NPavie commented 9 months ago

Do you mention that somewhere in the code?

No its not mentionned, but the SAPI Voices are loaded first so i assume they are prioritized.

Given the problem we are encountering with onecore multithreading, i'm wondering if we should not keep all voices available (included the SAPI versions of the one that are also declared in OneCore, we are currently discarding the sapi version of a voice if a onecore version exists). @bertfrees what do you think ?

bertfrees commented 9 months ago

I mean the fact that you prioritize SAPI (load it first) because users might have third party voices installed for it: It would be good to mention that so that we remember why it is done.

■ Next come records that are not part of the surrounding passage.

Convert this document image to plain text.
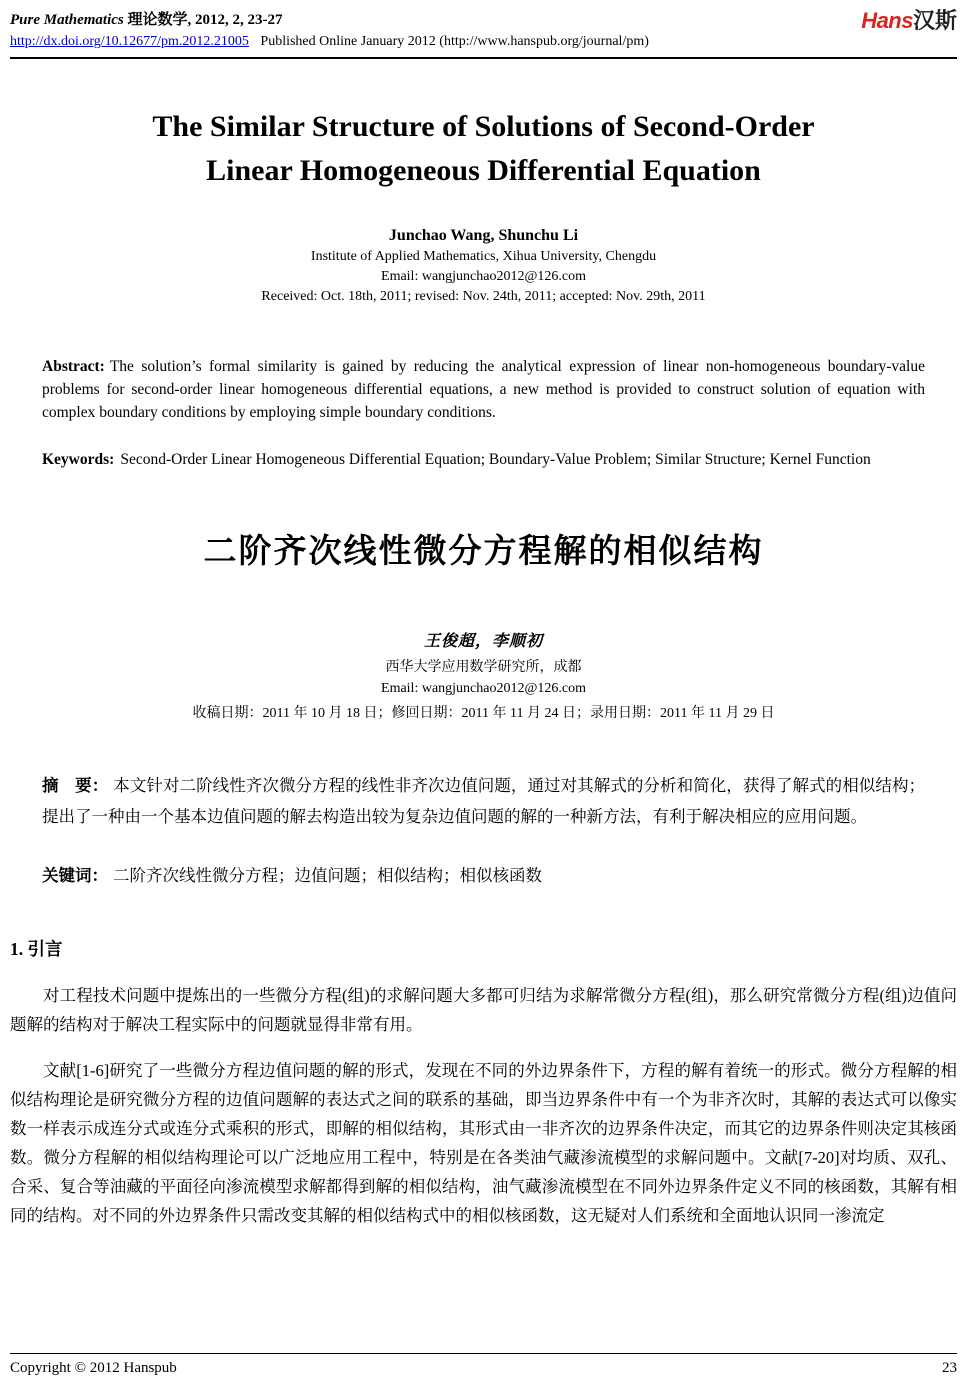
Pure Mathematics 理论数学, 2012, 2, 23-27
http://dx.doi.org/10.12677/pm.2012.21005 Published Online January 2012 (http://www.hanspub.org/journal/pm)
Hans汉斯
The Similar Structure of Solutions of Second-Order
Linear Homogeneous Differential Equation
Junchao Wang, Shunchu Li
Institute of Applied Mathematics, Xihua University, Chengdu
Email: wangjunchao2012@126.com
Received: Oct. 18th, 2011; revised: Nov. 24th, 2011; accepted: Nov. 29th, 2011

Abstract: The solution’s formal similarity is gained by reducing the analytical expression of linear non-homogeneous boundary-value problems for second-order linear homogeneous differential equations, a new method is provided to construct solution of equation with complex boundary conditions by employing simple boundary conditions.

Keywords: Second-Order Linear Homogeneous Differential Equation; Boundary-Value Problem; Similar Structure; Kernel Function
二阶齐次线性微分方程解的相似结构
王俊超，李顺初
西华大学应用数学研究所，成都
Email: wangjunchao2012@126.com
收稿日期：2011 年 10 月 18 日；修回日期：2011 年 11 月 24 日；录用日期：2011 年 11 月 29 日

摘　要： 本文针对二阶线性齐次微分方程的线性非齐次边值问题，通过对其解式的分析和简化，获得了解式的相似结构；提出了一种由一个基本边值问题的解去构造出较为复杂边值问题的解的一种新方法，有利于解决相应的应用问题。

关键词： 二阶齐次线性微分方程；边值问题；相似结构；相似核函数

1. 引言

对工程技术问题中提炼出的一些微分方程(组)的求解问题大多都可归结为求解常微分方程(组)，那么研究常微分方程(组)边值问题解的结构对于解决工程实际中的问题就显得非常有用。

文献[1-6]研究了一些微分方程边值问题的解的形式，发现在不同的外边界条件下，方程的解有着统一的形式。微分方程解的相似结构理论是研究微分方程的边值问题解的表达式之间的联系的基础，即当边界条件中有一个为非齐次时，其解的表达式可以像实数一样表示成连分式或连分式乘积的形式，即解的相似结构，其形式由一非齐次的边界条件决定，而其它的边界条件则决定其核函数。微分方程解的相似结构理论可以广泛地应用工程中，特别是在各类油气藏渗流模型的求解问题中。文献[7-20]对均质、双孔、合采、复合等油藏的平面径向渗流模型求解都得到解的相似结构，油气藏渗流模型在不同外边界条件定义不同的核函数，其解有相同的结构。对不同的外边界条件只需改变其解的相似结构式中的相似核函数，这无疑对人们系统和全面地认识同一渗流定

Copyright © 2012 Hanspub	23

Regarding keeping all voices: what would that mean in practice? The reason you removed the duplicates was to hide the implementation details from the user. If we keep the duplicates, the user will have the power to force SAPI or OneCore, but at the cost of more complexity. You can argue that Pipeline should automatically choose the underlying implementation that works best.

NPavie commented 9 months ago

I added a comment in the code to explain a bit why sapi voices are prioritized. (Also removed some warnings in the native code)

If nothing else, i think we can merge

bertfrees commented 9 months ago

Thanks for the comment!

Before we can merge, we still need to document and test that the order of the getAvailableVoices list has an influence on voice selection. I will take this task upon myself.

NPavie commented 8 months ago

@bertfrees I added some more changes to the sapi and onecore adapter to improve performances given the feedback i had from the testers. Also, I discovered by extending the tests that the SAPI connector was also impacted by the fastfail crash, but it happens less often.

I looked a bit at how NVDA was managing their calls to the OneCore API on the native/C++ side and they use a mutex to ensure the speech synthesis calls to the API are done serialy. By re-enabling multithreading and solely locking with mutex the problematic speech synthesis calls to both API, i was able to mitigate the performance impact, reducing the generation time in my test by a factor of around 3 while still consistently avoiding the fastfail crash. The synthesis through the SAPI connector remains quicker than the onecore version (by a factor of around 1.67) but it's possibly due to the fact that the SAPI connector deals with the underlying memory buffer outside the lock phase around the speak call, while onecore manage it internally in the locked phase.